恋してくれますか-2
…先生は、なんて答えるんだろ?
私が息を吸うと同時に、先生のため息が微かに聞こえた。
「用がないなら帰って課題プリントを…」
「だーかーら、センセに会いに来たってゆってんじゃん。」
先生の言葉をあっさり打ち消す『由佳ちゃん』の声。
神経質そうに眉根を寄せる先生の表情が、目に浮かぶ。
「そういう用は、受け付けかねる。」
「なぁんで?センセのケチ。」
「当たり前だろ、俺はお前の彼氏じゃない。」
"彼氏"という言葉が消化出来ずに頭を回る。
こい、びと?
先生の口から出たその言葉に考え込んでいるうちに、バタバタと音を立てて誰かが部屋から出て来る気配がした。

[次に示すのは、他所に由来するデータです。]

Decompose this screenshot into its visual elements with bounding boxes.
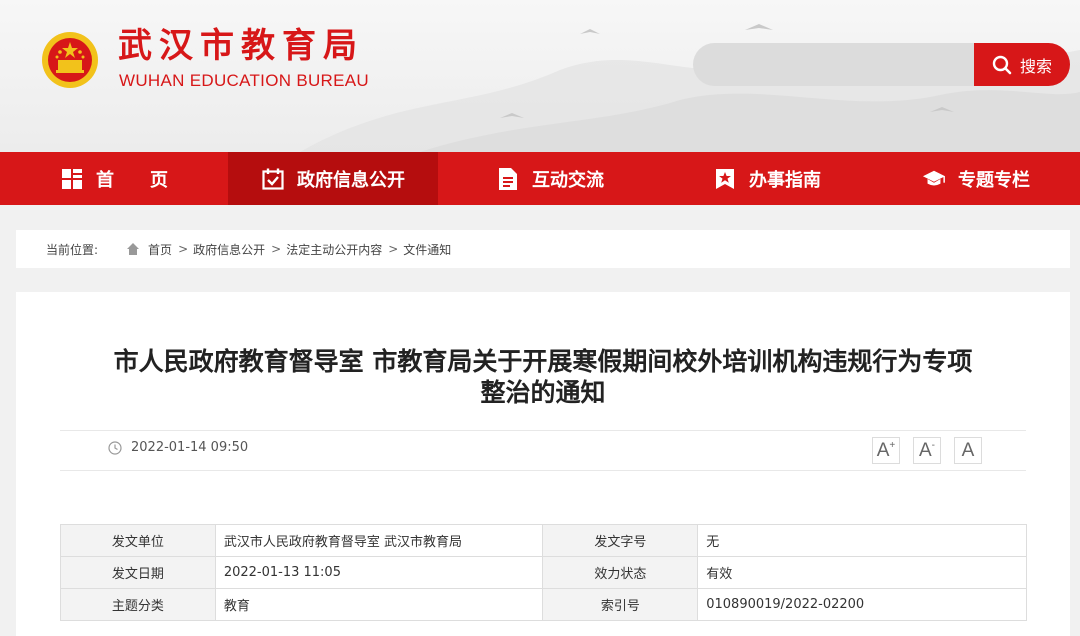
info-value: 2022-01-13 11:05	[214, 556, 544, 589]
font-larger-button[interactable]: A +	[872, 437, 900, 464]
search-icon	[992, 55, 1012, 74]
search-button[interactable]: 搜索	[974, 43, 1070, 86]
publish-datetime: 2022-01-14 09:50	[131, 440, 249, 455]
search-input[interactable]	[693, 43, 975, 86]
site-title-english: WUHAN EDUCATION BUREAU	[119, 71, 369, 90]
grid-icon	[60, 167, 84, 191]
graduation-cap-icon	[922, 167, 946, 191]
nav-item-label: 首 页	[96, 169, 168, 191]
nav-item-guide[interactable]: 办事指南	[662, 152, 872, 205]
breadcrumb: 当前位置: 首页 > 政府信息公开 > 法定主动公开内容 > 文件通知	[16, 230, 1070, 268]
clock-icon	[108, 440, 122, 455]
article-panel: 市人民政府教育督导室 市教育局关于开展寒假期间校外培训机构违规行为专项 整治的通…	[16, 292, 1070, 636]
page-title: 市人民政府教育督导室 市教育局关于开展寒假期间校外培训机构违规行为专项 整治的通…	[44, 346, 1042, 408]
home-icon[interactable]	[126, 242, 140, 256]
font-default-label: A	[961, 439, 975, 461]
info-key: 发文字号	[542, 524, 699, 557]
national-emblem-icon	[42, 32, 98, 88]
nav-item-label: 互动交流	[532, 169, 604, 191]
nav-item-home[interactable]: 首 页	[0, 152, 228, 205]
breadcrumb-item-home[interactable]: 首页	[148, 241, 172, 258]
table-row: 发文单位 武汉市人民政府教育督导室 武汉市教育局 发文字号 无	[60, 524, 1027, 557]
info-key: 主题分类	[60, 588, 216, 621]
info-value: 无	[697, 524, 1027, 557]
info-key: 发文单位	[60, 524, 216, 557]
font-default-button[interactable]: A	[954, 437, 982, 464]
info-key: 效力状态	[542, 556, 699, 589]
breadcrumb-separator: >	[271, 242, 282, 256]
info-value: 教育	[214, 588, 544, 621]
divider	[60, 430, 1026, 431]
font-larger-label: A	[876, 439, 890, 461]
info-key: 发文日期	[60, 556, 216, 589]
table-row: 发文日期 2022-01-13 11:05 效力状态 有效	[60, 556, 1027, 589]
info-value: 010890019/2022-02200	[697, 588, 1027, 621]
nav-item-special[interactable]: 专题专栏	[872, 152, 1080, 205]
nav-item-label: 办事指南	[749, 169, 821, 191]
font-smaller-label: A	[918, 439, 932, 461]
title-line-1: 市人民政府教育督导室 市教育局关于开展寒假期间校外培训机构违规行为专项	[113, 347, 973, 376]
title-line-2: 整治的通知	[480, 378, 606, 407]
divider	[60, 470, 1026, 471]
table-row: 主题分类 教育 索引号 010890019/2022-02200	[60, 588, 1027, 621]
nav-item-label: 专题专栏	[958, 169, 1030, 191]
nav-item-label: 政府信息公开	[297, 169, 405, 191]
publish-date: 2022-01-14 09:50	[108, 440, 248, 455]
site-header: 武汉市教育局 WUHAN EDUCATION BUREAU 搜索	[0, 0, 1080, 152]
breadcrumb-separator: >	[388, 242, 399, 256]
search-button-label: 搜索	[1019, 56, 1052, 76]
bookmark-star-icon	[713, 167, 737, 191]
plus-icon: +	[889, 440, 896, 451]
breadcrumb-item-notices[interactable]: 文件通知	[403, 241, 451, 258]
font-smaller-button[interactable]: A-	[913, 437, 941, 464]
document-icon	[496, 167, 520, 191]
site-title: 武汉市教育局	[118, 26, 364, 66]
info-key: 索引号	[542, 588, 699, 621]
breadcrumb-label: 当前位置:	[46, 242, 99, 257]
nav-item-interaction[interactable]: 互动交流	[438, 152, 662, 205]
document-info-table: 发文单位 武汉市人民政府教育督导室 武汉市教育局 发文字号 无 发文日期 202…	[60, 524, 1027, 621]
nav-item-gov-info[interactable]: 政府信息公开	[228, 152, 438, 205]
info-value: 武汉市人民政府教育督导室 武汉市教育局	[214, 524, 544, 557]
breadcrumb-item-disclosure[interactable]: 法定主动公开内容	[286, 241, 382, 258]
minus-icon: -	[931, 440, 936, 451]
info-value: 有效	[697, 556, 1027, 589]
main-nav: 首 页 政府信息公开 互动交流 办事指南 专题专栏	[0, 152, 1080, 205]
breadcrumb-item-gov-info[interactable]: 政府信息公开	[193, 241, 265, 258]
calendar-check-icon	[261, 167, 285, 191]
breadcrumb-separator: >	[178, 242, 189, 256]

私が慌てて体を小さく丸めると同時に『由佳ちゃん』が準備室から出てきた。
「べーっだ!センセの頭でっかち。」
「俺は頭でっかちでいいから、宿題くらいはやっとけよ。」
続けて先生が出てきて、私は更に体を固くする。
先生の室内履きを身につけた足元が、私のすぐ横に来る。
「しーらないっ、じゃあね〜。」
風のように去っていく『由佳ちゃん』に、私もつい息を吐く。
「それで隠れてるつもりなのか、畑本。」
突然私に向けられた声に驚いて振り返ると、先程まで足だけだった先生は、しゃがみ込んで私を呆れたように見ていた。
「あ、先生。」
「そんな所で何をしてるんだ。」
「あー…あの、えと、」
頭を必死に回転させる。
「じ、地震の防災訓練を、しようと思って。」
いつも頭の回らない私にしては上手い答えだと満足したのは自分だけのようで、先生は更に怪訝そうな顔になった。
あれ、またなんか変なこと言っちゃったかな…。
「一人で、か?」
「はい。」
「揺れないのに?」
「それは、その、想像で。」
「例えば?」
た、"例えば"?
私はさっきよりも更に早く思考を巡らせる。